Un homme qui sortait de dessous une de ces piles de planches où probablement il avait été se réfugier pendant l'ondée, se présenta à nous: il s'approcha et nous regarda sous le nez: le Banian se remit à trembler; pour cette fois il dut se croire perdu… Il n'y eut que lorsqu'il entendit l'homme me dire: «Ah c'est vous, monsieur!» que je le sentis se redresser sur ses jarrets chancelans.
—Eh oui, c'est moi, répondis-je au patron caboteur.

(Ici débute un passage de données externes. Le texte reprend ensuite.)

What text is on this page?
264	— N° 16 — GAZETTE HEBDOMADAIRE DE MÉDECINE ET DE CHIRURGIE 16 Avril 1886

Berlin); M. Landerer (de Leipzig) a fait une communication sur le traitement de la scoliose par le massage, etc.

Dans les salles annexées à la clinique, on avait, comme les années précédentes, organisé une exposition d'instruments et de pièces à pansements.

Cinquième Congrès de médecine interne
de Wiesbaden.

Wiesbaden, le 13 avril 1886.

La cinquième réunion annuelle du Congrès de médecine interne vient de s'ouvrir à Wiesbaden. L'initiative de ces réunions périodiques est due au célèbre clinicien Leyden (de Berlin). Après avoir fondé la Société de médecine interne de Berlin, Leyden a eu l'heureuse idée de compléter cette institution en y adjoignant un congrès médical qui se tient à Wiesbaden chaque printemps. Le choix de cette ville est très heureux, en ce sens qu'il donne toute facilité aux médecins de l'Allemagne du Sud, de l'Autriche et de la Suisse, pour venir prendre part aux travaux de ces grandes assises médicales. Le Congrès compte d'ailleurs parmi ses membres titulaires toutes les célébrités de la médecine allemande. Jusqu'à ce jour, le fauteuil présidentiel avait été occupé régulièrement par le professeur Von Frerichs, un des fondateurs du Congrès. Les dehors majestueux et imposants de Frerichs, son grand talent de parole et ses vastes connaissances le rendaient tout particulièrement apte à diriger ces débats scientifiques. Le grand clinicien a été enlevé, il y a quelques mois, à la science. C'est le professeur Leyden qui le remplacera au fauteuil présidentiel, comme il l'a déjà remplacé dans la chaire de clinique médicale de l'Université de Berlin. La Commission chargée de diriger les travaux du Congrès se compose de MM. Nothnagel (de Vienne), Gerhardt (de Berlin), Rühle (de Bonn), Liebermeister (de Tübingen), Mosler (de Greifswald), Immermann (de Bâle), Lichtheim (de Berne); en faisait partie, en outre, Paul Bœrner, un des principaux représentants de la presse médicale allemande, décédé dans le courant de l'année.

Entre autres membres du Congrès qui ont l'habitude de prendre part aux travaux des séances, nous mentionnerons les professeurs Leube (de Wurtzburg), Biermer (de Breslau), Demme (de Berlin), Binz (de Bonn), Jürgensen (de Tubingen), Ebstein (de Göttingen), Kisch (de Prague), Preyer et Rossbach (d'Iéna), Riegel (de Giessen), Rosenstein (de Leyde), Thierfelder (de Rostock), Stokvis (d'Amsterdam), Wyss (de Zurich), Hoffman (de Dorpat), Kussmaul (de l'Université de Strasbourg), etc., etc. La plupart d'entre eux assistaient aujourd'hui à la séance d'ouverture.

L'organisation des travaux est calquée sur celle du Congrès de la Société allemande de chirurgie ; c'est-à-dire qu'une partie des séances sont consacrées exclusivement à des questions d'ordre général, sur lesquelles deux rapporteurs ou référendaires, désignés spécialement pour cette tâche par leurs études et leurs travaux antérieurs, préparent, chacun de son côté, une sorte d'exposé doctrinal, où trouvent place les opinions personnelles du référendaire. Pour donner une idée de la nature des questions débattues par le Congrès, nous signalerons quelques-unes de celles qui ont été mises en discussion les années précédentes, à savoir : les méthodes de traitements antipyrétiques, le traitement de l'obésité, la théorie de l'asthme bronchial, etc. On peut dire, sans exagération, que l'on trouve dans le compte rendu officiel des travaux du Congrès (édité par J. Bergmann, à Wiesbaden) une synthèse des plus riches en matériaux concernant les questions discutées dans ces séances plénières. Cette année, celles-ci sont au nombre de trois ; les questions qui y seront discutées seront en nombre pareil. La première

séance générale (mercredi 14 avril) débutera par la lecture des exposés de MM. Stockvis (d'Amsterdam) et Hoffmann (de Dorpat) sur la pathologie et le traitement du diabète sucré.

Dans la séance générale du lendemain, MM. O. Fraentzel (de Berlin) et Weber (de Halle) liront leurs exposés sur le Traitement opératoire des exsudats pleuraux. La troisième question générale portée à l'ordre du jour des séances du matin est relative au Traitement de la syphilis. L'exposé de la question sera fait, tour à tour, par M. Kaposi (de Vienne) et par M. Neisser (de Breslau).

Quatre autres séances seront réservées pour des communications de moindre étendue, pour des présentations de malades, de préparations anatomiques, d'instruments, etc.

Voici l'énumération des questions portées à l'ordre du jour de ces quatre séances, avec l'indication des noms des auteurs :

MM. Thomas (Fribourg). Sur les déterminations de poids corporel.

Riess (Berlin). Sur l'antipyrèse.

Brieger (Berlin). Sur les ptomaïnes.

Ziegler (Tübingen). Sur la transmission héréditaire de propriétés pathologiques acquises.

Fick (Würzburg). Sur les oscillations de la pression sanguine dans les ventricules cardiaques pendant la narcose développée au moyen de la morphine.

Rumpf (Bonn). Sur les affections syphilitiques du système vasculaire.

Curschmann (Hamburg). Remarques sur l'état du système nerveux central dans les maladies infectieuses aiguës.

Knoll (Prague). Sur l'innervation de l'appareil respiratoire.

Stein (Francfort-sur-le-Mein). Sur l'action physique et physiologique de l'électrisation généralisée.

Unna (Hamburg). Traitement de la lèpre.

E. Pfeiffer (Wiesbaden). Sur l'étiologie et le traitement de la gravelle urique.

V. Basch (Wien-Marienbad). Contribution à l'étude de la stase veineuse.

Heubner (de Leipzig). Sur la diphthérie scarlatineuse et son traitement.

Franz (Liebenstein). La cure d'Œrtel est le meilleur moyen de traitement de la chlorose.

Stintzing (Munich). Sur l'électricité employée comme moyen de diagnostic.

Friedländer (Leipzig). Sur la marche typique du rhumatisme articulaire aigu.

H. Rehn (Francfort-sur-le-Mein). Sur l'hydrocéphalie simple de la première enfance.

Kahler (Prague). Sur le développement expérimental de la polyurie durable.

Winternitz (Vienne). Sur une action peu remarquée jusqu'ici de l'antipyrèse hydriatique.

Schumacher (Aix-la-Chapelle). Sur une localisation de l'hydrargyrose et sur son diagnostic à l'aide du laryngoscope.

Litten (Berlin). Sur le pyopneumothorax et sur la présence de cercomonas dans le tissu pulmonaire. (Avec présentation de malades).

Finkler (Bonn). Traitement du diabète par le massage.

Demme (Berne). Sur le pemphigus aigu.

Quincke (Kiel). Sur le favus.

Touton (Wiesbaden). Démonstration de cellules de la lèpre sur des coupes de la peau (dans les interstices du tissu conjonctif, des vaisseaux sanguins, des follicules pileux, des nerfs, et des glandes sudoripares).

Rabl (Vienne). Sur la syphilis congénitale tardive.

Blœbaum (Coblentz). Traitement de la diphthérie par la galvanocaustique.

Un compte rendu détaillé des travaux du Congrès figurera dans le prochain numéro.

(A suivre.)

Vous ne m'attendiez pas sitôt, n'est-il pas vrai?
—Non, me dit-il; mais cependant j'avais fait venir mon petit canot à terre pour plus de précaution; tenez, le voilà amarré là à la lune, avec le mousse qui ne l'a pas quitté… Lequel de vous s'embarque, messieurs?
—C'est monsieur.
—Allons, qu'il soit le bien venu: la brise est ronde; la grainasse a éclairci et rafraîchi le temps… Je n'ai plus qu'une amarre à larguer pour appareiller; mon ancre est à bord depuis que vous m'avez parlé… Allons, messieurs, embarquons-nous; une heure de gagnée est quelquefois l'heure qui sauve la vie… Embarquez…»
Le Banian n'avait plus de voix… Je lui remis dans la main la somme qui pouvait lui être nécessaire pour payer le reste de son passage et pour se débrouiller un peu à son arrivée à la Guayra… il me sauta au cou en sanglotant, mais sans pouvoir parler; je l'embrassai, ma foi, comme on embrasse un homme que l'on vient d'arracher à l'échafaud… Le patron, qui attendait la fin de nos adieux pour se rendre à bord dans son petit canot, nous cria à deux ou trois reprises encore: «Allons, embarquons-nous, une heure de gagnée est l'heure qui quelquefois sauve la vie…» J'aidai mon prisonnier évadé à s'embarquer dans le canot: le patron me souhaita le bonsoir… Et pour la seconde fois je confiai aux flots et au hasard les destinées du pauvre Banian.
En voyant la chaloupe du caboteur fuir dans l'obscurité, et le caboteur lui-même livrer bientôt ses voiles à la brise de terre pour gagner le large, je restai plongé dans les réflexions assez tristes que m'inspirait en ce moment le brusque départ du prisonnier que je venais de délivrer si miraculeusement. Long-temps probablement j'aurais gardé l'attitude méditative que j'avais prise sur le rivage, sans le bruit que firent les pas de quelques personnes qui s'avançaient vers le point même où j'étais demeuré après avoir embarqué le Banian dans le canot… Arraché à ma rêverie par l'approche de ces importuns, j'allais me retirer pour retrouver l'hôtel où j'étais descendu, lorsqu'une main légère me frappant sur le bras, me fit tourner la tête vers l'individu qui venait de m'aborder aussi familièrement: c'était une femme, et je reconnus presque aussitôt que cette femme était la comtesse. Un homme l'accompagnait et s'était arrêté à quelques pas d'elle, au moment où elle s'était approchée de moi.
«Et que faites-vous si tard au bord de la mer, monsieur le voyageur mystérieux? me demanda-t-elle.
—Ma foi, madame, lui répondis-je en me remettant un peu du trouble que m'avait causé son apparition, je pourrais vous faire, je crois, la même question, dans le moment actuel.
—Oh! ma réponse à moi sera facile, reprit-elle avec vivacité. Vous savez bien que j'exerce et que je me suis imposé, jusqu'à mon départ de Saint-Thomas, une mission de surveillance qui, Dieu merci, finira demain! J'ai dix-sept prisonniers à garder, et j'en cherche un qui vient de s'échapper de la geôle.